> While I agree with him that the US is becoming more unpredictable, I don't think the EU is much better, especially with regards to digital things where they can be worse in some ways.
It makes a lot more sense if you realize pretty much the sole motivation behind all this digital virtue signaling is "put my data somewhere Trump isn't."
Notice how no one really lists contingencies for "what if the EU goes off the rails"? There's always an implicit assumption that EU politics will always be "sane" (read: "aligned with my personal politics").
Virtue signaling apparently means making decisions based on the current reality instead of a future hypothetical.
> Notice how no one really lists contingencies for "what if the EU goes off the rails"?
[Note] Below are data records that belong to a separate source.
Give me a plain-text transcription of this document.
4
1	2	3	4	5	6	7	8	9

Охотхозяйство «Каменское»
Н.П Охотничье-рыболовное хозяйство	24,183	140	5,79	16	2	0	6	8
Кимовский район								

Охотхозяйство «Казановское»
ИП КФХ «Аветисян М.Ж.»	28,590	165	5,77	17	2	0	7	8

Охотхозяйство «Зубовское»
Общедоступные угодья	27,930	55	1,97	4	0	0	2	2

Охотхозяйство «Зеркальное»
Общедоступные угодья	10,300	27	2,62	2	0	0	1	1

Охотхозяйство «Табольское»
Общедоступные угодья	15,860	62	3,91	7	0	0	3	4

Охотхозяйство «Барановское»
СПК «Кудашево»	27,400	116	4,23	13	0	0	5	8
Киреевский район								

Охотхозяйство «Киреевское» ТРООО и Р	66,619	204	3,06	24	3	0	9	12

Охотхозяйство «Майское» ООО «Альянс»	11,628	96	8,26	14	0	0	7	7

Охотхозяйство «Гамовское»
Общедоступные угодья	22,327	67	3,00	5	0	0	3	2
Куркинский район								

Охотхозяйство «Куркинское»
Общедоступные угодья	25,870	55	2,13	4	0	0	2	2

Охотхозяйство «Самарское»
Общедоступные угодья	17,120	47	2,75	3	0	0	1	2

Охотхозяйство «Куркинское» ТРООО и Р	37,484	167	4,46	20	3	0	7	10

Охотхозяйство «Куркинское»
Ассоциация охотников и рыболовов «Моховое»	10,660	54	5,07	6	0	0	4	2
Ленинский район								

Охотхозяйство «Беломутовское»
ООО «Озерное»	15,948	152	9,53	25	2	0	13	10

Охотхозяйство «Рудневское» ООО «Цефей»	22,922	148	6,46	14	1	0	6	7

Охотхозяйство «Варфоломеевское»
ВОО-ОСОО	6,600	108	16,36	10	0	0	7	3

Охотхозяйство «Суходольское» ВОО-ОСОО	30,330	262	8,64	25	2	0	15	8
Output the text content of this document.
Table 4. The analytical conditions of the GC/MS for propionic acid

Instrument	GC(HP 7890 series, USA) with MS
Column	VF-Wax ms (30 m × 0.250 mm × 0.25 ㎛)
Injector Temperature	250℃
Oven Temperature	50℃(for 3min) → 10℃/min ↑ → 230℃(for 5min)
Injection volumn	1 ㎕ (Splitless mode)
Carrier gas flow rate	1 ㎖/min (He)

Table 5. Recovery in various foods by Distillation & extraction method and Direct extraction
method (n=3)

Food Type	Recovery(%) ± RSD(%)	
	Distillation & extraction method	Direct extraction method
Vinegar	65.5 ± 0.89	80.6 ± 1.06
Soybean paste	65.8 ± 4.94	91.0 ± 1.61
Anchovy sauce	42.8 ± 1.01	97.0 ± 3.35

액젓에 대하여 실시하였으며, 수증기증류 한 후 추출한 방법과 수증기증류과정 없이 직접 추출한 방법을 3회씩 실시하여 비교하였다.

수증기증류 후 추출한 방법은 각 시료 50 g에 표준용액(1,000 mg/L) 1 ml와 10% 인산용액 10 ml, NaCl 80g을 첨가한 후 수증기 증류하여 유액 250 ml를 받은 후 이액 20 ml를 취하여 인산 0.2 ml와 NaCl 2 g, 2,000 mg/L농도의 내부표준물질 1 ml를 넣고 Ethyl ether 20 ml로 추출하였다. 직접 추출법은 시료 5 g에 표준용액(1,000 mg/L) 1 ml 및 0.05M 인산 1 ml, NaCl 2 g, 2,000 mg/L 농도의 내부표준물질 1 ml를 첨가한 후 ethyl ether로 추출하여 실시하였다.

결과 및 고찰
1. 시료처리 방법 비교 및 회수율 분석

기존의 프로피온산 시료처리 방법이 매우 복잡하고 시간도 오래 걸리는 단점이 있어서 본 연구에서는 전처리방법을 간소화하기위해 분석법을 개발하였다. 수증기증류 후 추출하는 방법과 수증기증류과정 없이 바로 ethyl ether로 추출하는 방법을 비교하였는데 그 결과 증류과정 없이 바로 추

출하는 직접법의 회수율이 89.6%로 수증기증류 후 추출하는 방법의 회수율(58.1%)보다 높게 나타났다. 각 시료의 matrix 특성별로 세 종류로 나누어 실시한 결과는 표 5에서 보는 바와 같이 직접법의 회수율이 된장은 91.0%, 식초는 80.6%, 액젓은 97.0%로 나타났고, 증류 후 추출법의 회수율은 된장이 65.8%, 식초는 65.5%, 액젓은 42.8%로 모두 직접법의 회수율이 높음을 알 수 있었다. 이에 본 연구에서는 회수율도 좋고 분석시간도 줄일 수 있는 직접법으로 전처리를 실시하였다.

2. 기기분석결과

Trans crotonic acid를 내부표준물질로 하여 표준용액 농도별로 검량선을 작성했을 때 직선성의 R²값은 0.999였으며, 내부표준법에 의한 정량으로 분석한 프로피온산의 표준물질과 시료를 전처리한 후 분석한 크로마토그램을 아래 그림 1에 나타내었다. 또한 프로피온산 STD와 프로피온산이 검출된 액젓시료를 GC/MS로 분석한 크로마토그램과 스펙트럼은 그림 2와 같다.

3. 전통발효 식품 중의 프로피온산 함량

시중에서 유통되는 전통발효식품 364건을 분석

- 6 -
Where did you try to find this? And what does "EU goes off the rails" actually mean here? There are a bunch of contingencies already in place for economic instability both for individual members states and EU-wide, there is "Article 7 of the Treaty on European Union" in case there is one rogue member, and then each member state has a bunch of their own contingencies already too.
What exactly is missing here?
> There's always an implicit assumption that EU politics will always be "sane" (read: "aligned with my personal politics").
I think you might severely misunderstand how decisions are made in EU, and also how regulations and such are actually implemented. I don't think there is any such assumptions at all, that's why we have elections, votes and referendums, because people and states have different opinions about what is sane vs not.
Where are you even getting these misconceptions from?
The political systems of the USA and the EU are extremely dissimilar. The US, by virtue of their "winner takes it all" mentality, is evidently pretty vulnerable to a mad leader single-handedly destroying decades of progress. Whereas the EU isn't a single entity, but a federation of 27 member states without central leadership. There is no "EU government", and thus no single corruptible entity that could turn "insane".